Numa amena tarde primaveril do ano de 1153, um grupo de monges revestidos de característico hábito branco chegou a terras Mosteiro de Alcobaça..jpglusitanas e, por determinação del-rei, instalou-se num vilarejo localizado na interseção de dois pequenos rios: o Alcoa e o Baça. Sua longa caminhada iniciara-se na Borgonha, no reino de França, de onde vinham com bem definidas instruções de seu abade, Bernardo de Claraval. Qual era o objetivo de tão extensa e fatigante viagem?

Fundação do Insigne e Real Mosteiro de Alcobaça

Poucos anos antes, em março de 1147, nas vésperas de recuperar a cidade de Santarém, Dom Afonso Henriques prometera erigir um mosteiro em honra de Santa Maria, caso tivesse sucesso em sua empresa. Conseguido o feito, decidiu doar algumas terras à Ordem de Cister – crê-se que seja pelo fato de ser aparentado com São Bernardo, abade de Claraval – a fim de dar cumprimento à sua promessa.

Além do mais, para atrair as bênçãos do Céu sobre os territórios recém-conquistados, nada melhor do que encomendar a tarefa àquela Ordem, já famosa pela vida santa, austera e sacral dos seus monges. Assim, em documento assinado a 8 de abril de 1153, Dom Afonso doou a Cister um vasto território de 44 mil hectares.

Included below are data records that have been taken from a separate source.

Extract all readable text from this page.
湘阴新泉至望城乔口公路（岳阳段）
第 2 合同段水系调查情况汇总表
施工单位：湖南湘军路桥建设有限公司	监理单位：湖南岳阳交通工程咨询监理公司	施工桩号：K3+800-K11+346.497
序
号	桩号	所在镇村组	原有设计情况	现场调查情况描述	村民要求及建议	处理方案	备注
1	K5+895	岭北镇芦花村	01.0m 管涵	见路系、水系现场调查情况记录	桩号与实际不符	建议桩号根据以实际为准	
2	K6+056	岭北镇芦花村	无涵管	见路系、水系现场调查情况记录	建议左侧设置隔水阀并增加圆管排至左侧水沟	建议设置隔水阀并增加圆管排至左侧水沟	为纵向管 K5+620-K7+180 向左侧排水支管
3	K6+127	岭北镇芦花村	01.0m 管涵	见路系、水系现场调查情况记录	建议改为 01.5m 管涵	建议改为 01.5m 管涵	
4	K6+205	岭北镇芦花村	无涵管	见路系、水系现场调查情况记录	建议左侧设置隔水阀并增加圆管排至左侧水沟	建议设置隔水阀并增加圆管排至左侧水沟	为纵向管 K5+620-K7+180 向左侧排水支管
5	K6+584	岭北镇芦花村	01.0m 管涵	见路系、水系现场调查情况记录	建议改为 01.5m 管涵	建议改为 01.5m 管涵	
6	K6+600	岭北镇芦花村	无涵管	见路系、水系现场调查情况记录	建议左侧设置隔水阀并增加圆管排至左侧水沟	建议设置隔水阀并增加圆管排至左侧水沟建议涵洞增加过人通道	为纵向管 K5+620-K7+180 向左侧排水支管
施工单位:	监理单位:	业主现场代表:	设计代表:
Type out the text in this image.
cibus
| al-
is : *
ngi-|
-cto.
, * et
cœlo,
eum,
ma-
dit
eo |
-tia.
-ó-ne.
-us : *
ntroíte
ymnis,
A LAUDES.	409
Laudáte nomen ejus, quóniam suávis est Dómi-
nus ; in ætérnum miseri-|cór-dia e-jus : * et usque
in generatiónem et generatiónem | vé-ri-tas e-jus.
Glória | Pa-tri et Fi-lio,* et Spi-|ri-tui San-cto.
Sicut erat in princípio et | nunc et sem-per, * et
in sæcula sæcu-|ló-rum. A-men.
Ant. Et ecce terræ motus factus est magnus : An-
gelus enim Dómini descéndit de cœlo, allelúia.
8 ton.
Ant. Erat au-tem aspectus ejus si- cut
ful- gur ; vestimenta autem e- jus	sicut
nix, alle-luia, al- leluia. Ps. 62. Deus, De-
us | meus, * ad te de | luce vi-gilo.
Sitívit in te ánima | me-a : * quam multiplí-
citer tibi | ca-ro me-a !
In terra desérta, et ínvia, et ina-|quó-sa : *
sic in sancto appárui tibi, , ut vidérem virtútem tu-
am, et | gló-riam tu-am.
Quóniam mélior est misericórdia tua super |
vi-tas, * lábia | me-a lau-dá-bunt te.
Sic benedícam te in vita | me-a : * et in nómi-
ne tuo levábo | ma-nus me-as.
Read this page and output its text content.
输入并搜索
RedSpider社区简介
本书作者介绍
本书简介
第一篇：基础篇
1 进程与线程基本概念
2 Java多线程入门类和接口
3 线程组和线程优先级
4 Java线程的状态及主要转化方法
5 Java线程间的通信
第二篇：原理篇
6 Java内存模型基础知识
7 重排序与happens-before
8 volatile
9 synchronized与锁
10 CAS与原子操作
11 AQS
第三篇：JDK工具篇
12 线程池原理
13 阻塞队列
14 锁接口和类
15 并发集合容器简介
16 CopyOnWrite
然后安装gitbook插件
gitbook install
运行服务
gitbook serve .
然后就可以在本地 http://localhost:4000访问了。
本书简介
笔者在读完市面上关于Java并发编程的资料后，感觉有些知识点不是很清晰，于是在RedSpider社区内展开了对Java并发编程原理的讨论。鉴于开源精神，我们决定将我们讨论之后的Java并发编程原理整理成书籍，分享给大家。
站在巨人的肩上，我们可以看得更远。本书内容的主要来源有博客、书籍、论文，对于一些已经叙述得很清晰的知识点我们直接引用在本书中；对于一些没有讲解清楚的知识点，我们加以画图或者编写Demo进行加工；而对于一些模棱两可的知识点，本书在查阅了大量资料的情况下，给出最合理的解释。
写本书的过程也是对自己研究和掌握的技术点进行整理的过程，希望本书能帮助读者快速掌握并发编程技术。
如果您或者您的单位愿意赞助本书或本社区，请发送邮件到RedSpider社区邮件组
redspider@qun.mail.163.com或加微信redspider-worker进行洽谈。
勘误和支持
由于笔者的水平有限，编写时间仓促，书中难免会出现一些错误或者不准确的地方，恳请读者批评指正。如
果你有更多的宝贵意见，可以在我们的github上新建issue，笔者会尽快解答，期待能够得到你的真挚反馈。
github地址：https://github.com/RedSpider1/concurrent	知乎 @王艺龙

No entanto, a notícia da vitória del-rei não fora surpresa para o abade Bernardo, o qual, por meio de uma revelação divina, soubera já da tomada de Santarém. Tal milagre é relatado num conjunto barroco de painéis em azulejo, localizado na Sala dos Reis do Mosteiro de Alcobaça, onde se lê: “dá Nosso Pai São Bernardo notícia aos seus monges em Claraval da conquista de Santarém, na manhã da mesma noite em que foi tomada, e com eles dá graças a Deus por esta felicidade”.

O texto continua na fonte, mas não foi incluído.